I remember one time when he passed by the counter and I was putting strings on a classical guitar when all of a sudden
he said 'you look like you are doing a good job there, but in order to make any money you are going to have to be able
to do it faster'." Steve finished, stating somewhat wryly "That was the first and only time that Irving Sloane
had ever spoken to me."
But anywhere Dan's skills may have fell short in the acoustic world, was more than made up for in the electric world
as Steve Kubica goes on to tell "Dan loved double cutaway Les Paul Specials® & Juniors®. I remember one day in
Dan's shop we were jamming on guitars. I had a single cutaway 1955 Les Paul Special while Dan played on a 1960 Junior,
a double cutaway model. I said as I played 'see how much more richer sounding this pickup is over the one in your Junior?'
and Dan played the Junior a bit more and said 'you're right'. With that he proceeded toward the counter with the Junior
and within 5 minutes or so had it tore apart with the pickup out of the guitar and went to the back room."

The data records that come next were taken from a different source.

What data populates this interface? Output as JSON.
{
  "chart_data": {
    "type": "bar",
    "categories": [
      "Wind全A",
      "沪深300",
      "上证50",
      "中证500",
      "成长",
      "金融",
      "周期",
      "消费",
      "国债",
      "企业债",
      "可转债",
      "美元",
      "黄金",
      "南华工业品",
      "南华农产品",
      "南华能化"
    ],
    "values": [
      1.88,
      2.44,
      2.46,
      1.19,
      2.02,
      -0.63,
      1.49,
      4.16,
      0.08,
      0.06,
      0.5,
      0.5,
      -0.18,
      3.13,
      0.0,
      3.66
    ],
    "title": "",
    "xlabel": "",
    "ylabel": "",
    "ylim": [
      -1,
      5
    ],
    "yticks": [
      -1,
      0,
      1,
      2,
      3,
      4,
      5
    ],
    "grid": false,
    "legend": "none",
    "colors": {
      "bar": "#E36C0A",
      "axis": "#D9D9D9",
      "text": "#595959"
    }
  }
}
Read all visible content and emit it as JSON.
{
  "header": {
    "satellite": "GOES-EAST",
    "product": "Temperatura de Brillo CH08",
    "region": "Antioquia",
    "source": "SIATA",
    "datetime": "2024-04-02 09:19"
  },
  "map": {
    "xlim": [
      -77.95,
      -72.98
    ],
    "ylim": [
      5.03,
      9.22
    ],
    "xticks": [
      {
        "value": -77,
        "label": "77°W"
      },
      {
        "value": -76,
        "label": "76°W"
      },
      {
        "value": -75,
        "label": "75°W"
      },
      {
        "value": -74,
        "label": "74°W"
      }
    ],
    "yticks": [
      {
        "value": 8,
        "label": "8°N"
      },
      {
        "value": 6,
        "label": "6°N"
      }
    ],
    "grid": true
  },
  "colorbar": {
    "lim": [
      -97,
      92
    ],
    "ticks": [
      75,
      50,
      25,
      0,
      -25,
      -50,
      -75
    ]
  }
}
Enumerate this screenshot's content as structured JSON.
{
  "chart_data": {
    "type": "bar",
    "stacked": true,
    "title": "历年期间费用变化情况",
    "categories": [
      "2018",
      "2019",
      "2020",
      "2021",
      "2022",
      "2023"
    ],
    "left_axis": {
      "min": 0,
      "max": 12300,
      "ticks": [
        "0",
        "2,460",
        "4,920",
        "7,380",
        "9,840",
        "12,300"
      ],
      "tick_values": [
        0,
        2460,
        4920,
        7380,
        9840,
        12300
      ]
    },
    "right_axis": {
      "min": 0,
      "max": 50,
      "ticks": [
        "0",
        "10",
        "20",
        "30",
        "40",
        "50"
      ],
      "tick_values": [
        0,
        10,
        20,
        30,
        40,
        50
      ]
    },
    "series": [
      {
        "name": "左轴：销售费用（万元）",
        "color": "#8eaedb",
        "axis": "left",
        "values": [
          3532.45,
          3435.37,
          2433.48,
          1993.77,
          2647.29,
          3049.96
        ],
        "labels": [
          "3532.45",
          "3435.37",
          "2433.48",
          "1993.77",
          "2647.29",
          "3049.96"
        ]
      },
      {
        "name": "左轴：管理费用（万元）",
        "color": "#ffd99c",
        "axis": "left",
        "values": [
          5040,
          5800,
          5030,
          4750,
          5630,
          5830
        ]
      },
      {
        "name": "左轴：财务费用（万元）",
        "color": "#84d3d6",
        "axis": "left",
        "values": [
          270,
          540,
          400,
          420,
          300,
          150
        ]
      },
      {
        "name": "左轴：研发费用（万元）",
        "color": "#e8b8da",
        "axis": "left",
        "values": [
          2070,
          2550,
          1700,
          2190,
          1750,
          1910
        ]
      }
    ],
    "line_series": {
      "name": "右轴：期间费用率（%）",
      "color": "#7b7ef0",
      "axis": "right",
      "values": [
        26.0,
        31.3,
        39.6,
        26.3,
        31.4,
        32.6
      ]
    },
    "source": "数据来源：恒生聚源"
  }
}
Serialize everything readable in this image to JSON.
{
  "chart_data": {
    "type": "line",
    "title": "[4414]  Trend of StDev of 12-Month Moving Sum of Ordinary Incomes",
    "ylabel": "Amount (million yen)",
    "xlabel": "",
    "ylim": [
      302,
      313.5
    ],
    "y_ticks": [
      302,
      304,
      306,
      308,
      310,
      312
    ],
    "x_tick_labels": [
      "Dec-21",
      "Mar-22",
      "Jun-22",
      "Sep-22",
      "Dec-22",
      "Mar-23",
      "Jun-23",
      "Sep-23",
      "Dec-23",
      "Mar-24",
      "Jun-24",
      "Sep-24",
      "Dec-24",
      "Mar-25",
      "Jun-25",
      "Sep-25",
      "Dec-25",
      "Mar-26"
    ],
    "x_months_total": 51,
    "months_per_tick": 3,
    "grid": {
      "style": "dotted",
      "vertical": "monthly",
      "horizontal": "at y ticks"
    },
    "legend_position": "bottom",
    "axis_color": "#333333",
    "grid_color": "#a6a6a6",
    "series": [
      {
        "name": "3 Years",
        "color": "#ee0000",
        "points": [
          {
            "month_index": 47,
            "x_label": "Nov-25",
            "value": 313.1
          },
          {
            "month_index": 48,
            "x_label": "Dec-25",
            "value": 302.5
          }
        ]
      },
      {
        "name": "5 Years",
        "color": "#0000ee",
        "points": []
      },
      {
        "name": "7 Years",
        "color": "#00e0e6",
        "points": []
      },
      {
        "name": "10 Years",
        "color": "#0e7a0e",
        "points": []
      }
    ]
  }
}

Steve continues "He came back about 4 to 5 minutes later, put the pickup back into the guitar and put it all back together
and tuned it back up. As he plugged into the amp he said 'let's try it now' and he started to play. Ten minutes ago the
Special I was playing was better sounding, but now the Junior could wipe the floor with that Special. It totally blew
it away with more fullness, richness, harmonics & tone. When it came to pickups, Dan just had an innate ability to wind them giving them just enough wraps
for the magnet strength without going over with too many wraps or under with too few. It didn't matter what type it
was, every pickup Dan ever worked on always sounded better than before."
Overall, the electric guitar was indeed Dan's first love, and he would follow that love, and his heart for the rest of his life.